Objective: Our aim is to rapidly develop an automated AI model to diagnose COVID-19 in CXR images and differentiate COVID-19 from healthy and other pneumonia.
Methods: This article presents a GAN-based deep learning application in precisely regaining high-resolution (HR) CXR images from low-resolution (LR) CXR correspondents for COVID-19 identification. Respectively, using the building block of generative adversarial network (GAN), we introduce a modified enhanced super-resolution with generative adversarial network plus (MESRGAN+) to inculcate a connected nonlinear mapping collected from noise-contaminated low-resolution input images to produce deblurred and denoised HR images. As opposed to the latest trend of increasing network elaboration and depth to advance imaging performance, we incorporated an enhanced VGG19 fine-tuned twin network with wavelet pooling strategy in order to extracts distinct features for COVID-19 identification. The qualitative results establish that the proposed model is robust and reliable for COVID-19 screening.

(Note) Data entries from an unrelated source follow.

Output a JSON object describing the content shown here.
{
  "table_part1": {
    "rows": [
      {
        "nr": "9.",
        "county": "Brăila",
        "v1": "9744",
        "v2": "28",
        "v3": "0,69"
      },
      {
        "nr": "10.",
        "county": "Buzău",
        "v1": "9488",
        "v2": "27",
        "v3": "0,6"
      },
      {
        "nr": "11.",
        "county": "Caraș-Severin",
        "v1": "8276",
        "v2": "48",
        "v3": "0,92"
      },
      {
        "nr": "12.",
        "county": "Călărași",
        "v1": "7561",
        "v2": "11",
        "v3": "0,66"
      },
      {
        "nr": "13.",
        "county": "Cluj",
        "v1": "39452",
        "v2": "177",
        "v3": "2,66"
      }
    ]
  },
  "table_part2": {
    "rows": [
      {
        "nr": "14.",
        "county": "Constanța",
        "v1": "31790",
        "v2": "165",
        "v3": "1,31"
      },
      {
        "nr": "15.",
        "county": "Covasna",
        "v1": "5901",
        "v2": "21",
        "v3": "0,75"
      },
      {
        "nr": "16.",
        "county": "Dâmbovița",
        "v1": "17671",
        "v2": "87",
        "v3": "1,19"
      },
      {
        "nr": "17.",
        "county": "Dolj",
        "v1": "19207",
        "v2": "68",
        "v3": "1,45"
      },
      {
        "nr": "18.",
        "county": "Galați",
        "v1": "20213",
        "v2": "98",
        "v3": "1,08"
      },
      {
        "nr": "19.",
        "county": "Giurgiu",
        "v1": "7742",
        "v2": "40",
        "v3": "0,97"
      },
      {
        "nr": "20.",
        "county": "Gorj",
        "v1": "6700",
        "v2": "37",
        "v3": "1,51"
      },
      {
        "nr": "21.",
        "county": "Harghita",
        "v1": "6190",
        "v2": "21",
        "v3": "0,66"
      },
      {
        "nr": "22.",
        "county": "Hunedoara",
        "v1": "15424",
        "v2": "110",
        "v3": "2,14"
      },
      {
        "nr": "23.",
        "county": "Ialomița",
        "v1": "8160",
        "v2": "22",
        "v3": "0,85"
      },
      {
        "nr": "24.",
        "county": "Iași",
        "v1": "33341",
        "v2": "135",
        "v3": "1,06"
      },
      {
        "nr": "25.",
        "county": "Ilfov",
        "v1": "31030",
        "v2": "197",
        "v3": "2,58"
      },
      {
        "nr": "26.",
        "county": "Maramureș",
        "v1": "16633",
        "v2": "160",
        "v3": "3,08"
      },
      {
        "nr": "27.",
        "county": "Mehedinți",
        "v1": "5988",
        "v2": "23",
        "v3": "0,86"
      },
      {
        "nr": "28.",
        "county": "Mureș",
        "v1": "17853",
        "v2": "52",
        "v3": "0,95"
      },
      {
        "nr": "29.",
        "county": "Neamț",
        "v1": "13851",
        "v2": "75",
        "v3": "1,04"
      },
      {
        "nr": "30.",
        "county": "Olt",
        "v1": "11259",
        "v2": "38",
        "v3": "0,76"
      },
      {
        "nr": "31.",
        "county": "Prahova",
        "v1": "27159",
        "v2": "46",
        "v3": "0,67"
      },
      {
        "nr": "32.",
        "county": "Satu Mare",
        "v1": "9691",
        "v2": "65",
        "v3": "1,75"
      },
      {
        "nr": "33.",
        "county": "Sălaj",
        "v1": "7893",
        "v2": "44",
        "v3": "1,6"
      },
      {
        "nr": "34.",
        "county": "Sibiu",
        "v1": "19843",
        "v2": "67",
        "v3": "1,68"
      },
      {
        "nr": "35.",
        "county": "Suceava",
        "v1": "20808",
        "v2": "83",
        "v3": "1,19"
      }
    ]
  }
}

Results: We demonstrate the proposed enhanced siamese fine-tuned model with wavelet pooling strategy and modified enhanced super-resolution GAN plus based on low quality images for COVID-19 identification on a publicly available dataset of 11,920 samples of chest x-ray images, each having 2,980 cases of COVID-19 CXR, healthy, viral and bacterial cases for our four-class classification. Furthermore, we performed binary classification of COVID-19 verse healthy cases. The proposed method achieves accuracy of 98.8%, precision of 98.6%, sensitivity of 97.5%, specificity of 98.9%, F1-score of 97.8% and ROC AUC of 98.8% for the multi- class task while for the binary class, the model achieved accuracy of 99.7%, precision of 98.9%, sensitivity of 98.7%, specificity of 99.3%, F1-score of 98.2% and ROC AUC of 99.7%.
Conclusions: Our method obtained state-of-the-art (SOTA) performance, according to experimental results, which is helpful for COVID-19 screening. This new conceptual framework is proposed to play an influential task in the issue facing COVID-19 examination and other ailments, using CXR datasets.